人間は、乳歯がはえて、そして永久歯にはえかわってゆきます。
乳歯は、生後8,9カ月ではえはじめ、2才のお誕生日を迎えるころには、20本はえそろいます。実は、妊娠に気づく2カ月頃には、お腹の中の赤ちゃんに乳歯の歯のタネができています。そして、妊娠中期には、歯のタネにカルシウムが取り込まれて歯が形づくられているのです。丈夫な乳歯を作るために大切なのは、妊娠中のお母さんの栄養なのです。
永久歯について言うと、これも、妊娠3,4カ月でお腹の中の赤ちゃんに歯のタネができはじめ、オギャーと生まれるころには、最初にはえてくる6才臼歯の歯のタネにカルシウムがとりこまれ始めます。永久歯28本(おやしらずは除く)は小学校の期間に、乳歯に代わってはえでてくるので、なんと6年も前の授乳期の栄養が、とっても大事なのです。授乳中のママさんのカルシウムの補給が、お子さんの永久歯の質の良否を決定づけるスタートラインなのです。
勿論、その後もカルシウムは歯のタネにとりこまれ、緻密な歯を形成してゆくので、離乳以後のお子さんのカルシウムの摂取も大事です。
カルシウムは1日にどれだけ必要かというと、幼児で400mg、成人女性で600mg、妊娠期のママさんには1000mg、 授乳期のママさんには1100mgが必要とされています。乳製品、小魚、海藻類、大豆、和野菜には多くのカルシウムが含まれます。牛乳1本飲むだけで、ほぼ200mgのカルシウムがとれます。日頃、みなさんのおうちでは和食と洋食、どちらの食事が多いですか?お子さんに人気なメニューは、カレーライス・ハンバーグ・オムライスなどの洋食になりがちですね。ここに比較的カルシウムを摂取しやすい和食のメニューを取り入れること、さらにその食事に牛乳1本をプラスすることで必要なカルシウムが充分確保ができます。

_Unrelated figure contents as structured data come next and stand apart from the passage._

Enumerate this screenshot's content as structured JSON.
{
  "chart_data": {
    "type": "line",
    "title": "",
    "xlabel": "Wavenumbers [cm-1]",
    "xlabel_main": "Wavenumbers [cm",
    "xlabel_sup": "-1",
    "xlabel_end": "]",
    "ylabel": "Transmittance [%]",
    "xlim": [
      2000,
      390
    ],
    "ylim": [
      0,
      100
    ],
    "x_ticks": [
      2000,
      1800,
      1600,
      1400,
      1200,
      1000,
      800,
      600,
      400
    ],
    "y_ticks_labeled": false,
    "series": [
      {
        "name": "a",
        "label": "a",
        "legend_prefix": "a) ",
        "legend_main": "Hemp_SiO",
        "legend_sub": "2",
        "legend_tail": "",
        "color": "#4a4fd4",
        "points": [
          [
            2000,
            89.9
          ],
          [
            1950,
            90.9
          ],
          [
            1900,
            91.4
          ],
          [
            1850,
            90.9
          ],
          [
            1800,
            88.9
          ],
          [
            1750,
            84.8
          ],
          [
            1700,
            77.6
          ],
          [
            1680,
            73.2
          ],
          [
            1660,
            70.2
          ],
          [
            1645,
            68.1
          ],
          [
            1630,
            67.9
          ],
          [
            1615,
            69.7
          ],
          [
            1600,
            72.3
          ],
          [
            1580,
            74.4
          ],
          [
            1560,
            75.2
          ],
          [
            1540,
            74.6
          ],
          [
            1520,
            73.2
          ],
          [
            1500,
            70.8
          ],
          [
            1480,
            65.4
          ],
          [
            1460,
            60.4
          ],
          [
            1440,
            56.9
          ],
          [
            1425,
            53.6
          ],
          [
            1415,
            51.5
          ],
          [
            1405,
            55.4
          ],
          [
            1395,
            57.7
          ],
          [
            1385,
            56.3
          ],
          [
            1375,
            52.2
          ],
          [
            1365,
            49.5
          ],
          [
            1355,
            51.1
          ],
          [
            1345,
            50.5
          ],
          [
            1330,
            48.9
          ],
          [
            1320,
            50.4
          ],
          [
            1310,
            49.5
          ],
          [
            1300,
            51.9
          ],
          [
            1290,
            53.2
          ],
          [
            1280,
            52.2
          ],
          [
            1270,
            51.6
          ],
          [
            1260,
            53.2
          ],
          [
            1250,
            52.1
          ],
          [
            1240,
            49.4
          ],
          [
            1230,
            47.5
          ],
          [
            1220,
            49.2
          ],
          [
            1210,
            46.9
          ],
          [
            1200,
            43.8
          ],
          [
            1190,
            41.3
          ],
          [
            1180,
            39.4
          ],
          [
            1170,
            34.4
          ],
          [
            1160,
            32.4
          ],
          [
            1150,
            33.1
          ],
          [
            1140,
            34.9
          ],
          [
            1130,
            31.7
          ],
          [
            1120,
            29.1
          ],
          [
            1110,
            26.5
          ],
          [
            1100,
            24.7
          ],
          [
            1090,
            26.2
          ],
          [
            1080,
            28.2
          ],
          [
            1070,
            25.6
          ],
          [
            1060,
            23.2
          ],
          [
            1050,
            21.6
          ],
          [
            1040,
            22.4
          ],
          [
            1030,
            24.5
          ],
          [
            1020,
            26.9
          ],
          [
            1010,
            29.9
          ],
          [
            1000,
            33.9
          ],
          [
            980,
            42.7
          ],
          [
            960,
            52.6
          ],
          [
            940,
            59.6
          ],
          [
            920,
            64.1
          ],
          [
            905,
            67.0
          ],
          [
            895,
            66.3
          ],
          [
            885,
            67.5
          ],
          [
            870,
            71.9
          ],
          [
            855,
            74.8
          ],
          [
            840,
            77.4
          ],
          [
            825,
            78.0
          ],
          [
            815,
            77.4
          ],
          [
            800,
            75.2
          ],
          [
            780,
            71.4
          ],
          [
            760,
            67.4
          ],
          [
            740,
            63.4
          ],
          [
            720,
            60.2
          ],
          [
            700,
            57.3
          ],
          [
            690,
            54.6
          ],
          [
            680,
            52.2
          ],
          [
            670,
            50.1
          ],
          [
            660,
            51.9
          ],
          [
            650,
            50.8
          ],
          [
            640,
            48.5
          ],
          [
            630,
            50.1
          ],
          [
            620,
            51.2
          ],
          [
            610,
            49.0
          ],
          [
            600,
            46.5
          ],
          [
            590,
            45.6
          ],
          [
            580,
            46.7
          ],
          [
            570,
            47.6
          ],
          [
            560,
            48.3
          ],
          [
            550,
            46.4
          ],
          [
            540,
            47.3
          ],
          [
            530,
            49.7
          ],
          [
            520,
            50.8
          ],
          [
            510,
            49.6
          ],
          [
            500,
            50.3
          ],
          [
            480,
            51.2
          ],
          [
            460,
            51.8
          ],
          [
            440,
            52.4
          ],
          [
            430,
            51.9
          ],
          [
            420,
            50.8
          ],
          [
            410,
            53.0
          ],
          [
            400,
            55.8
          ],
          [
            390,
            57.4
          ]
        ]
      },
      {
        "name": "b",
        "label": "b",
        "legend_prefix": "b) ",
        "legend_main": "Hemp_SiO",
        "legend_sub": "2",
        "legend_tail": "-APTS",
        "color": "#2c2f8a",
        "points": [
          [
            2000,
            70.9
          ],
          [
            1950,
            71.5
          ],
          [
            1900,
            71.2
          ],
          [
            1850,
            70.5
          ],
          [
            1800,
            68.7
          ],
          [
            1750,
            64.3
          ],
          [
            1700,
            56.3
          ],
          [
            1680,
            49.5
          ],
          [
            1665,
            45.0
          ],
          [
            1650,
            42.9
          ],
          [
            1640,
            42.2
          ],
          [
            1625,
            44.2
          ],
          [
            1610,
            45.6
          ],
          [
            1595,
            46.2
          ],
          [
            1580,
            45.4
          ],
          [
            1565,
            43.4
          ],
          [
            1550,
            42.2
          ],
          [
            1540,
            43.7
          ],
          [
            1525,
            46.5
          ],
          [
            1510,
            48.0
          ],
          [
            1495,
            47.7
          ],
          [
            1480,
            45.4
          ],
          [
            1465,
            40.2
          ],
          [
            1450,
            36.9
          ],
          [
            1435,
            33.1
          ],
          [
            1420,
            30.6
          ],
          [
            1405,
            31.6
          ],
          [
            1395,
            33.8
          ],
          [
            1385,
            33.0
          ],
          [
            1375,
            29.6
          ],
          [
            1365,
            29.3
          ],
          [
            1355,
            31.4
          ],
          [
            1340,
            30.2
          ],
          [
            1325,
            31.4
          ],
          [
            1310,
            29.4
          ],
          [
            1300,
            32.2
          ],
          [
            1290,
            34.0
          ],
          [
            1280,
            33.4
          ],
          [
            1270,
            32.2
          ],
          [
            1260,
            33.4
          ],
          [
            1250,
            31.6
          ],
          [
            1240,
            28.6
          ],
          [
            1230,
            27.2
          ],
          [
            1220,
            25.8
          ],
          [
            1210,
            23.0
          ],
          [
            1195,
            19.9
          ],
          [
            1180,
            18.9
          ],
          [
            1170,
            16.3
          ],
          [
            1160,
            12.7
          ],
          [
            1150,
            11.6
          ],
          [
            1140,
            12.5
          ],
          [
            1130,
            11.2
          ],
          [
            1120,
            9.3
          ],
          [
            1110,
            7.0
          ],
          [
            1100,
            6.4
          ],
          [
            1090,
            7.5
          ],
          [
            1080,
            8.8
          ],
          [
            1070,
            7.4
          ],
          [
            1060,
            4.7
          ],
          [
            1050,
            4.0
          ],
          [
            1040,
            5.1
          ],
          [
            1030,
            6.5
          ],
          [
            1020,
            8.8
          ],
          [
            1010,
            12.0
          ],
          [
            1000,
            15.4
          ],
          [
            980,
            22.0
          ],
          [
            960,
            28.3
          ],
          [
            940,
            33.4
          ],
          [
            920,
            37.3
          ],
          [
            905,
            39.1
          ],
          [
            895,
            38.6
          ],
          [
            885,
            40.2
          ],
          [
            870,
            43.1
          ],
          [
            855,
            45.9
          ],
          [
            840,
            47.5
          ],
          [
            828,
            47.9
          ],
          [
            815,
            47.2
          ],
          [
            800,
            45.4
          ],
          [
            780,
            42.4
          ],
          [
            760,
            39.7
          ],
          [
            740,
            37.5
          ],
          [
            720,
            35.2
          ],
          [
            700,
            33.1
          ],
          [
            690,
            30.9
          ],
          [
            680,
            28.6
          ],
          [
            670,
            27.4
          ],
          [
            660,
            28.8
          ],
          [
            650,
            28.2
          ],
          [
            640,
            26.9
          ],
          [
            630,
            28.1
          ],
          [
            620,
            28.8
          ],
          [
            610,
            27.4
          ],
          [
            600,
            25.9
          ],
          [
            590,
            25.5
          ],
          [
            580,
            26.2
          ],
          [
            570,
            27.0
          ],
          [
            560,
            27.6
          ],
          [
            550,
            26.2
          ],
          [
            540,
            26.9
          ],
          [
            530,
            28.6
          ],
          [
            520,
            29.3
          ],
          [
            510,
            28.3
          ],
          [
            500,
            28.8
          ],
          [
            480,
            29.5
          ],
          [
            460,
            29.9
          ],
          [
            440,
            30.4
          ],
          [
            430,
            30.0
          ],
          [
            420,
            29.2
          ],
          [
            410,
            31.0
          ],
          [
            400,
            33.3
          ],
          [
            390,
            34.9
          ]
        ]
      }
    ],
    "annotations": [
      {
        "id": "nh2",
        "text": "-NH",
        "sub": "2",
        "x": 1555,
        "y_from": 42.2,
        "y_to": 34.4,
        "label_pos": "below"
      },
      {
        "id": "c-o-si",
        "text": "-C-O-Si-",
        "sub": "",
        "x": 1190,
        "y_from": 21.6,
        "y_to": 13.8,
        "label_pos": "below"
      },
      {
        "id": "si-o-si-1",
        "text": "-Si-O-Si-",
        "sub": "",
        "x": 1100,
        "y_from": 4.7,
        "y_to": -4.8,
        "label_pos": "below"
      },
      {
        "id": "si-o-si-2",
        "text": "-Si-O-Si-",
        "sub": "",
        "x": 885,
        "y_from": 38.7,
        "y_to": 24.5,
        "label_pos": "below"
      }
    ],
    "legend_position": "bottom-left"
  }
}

また、単にカルシウムだけを多くとれば良いかというとそうでもありません。強い歯をつくるにはカルシウムは大事な栄養素ですが、たんぱく質やビタミンと一緒にとらなければ、体に吸収されにくいのです。歯の基礎をつくる良質のたんぱく質(卵・乳製品・魚肉)、エナメル質をつくるビタミンA(緑黄色野菜・バター)、象牙質をつくるビタミンC(淡黄色野菜・果物)、歯をかたくするカルシウム(乳製品・小魚・ひじき・大豆・ごま)リン(肉・卵・米)、そしてカルシウムの代謝をよくするビタミンD(卵黄・バター・牛乳)これらの食材をバランスよく一緒に摂取することが必要です。逆にインスタント食品やレトルト食品、スナック菓子や清涼飲料水などに多く含まれている食品添加物のリン酸塩は体内で一定量を超えるとカルシウムと結合し体外に排出され、カルシウム不足を引きおこします。甘いもののとり過ぎも歯に悪い影響を与えるので注意しましょう。日頃から天然の素材によるバランスのよい食事を心がけることが大切です。
(福井市歯科医師会)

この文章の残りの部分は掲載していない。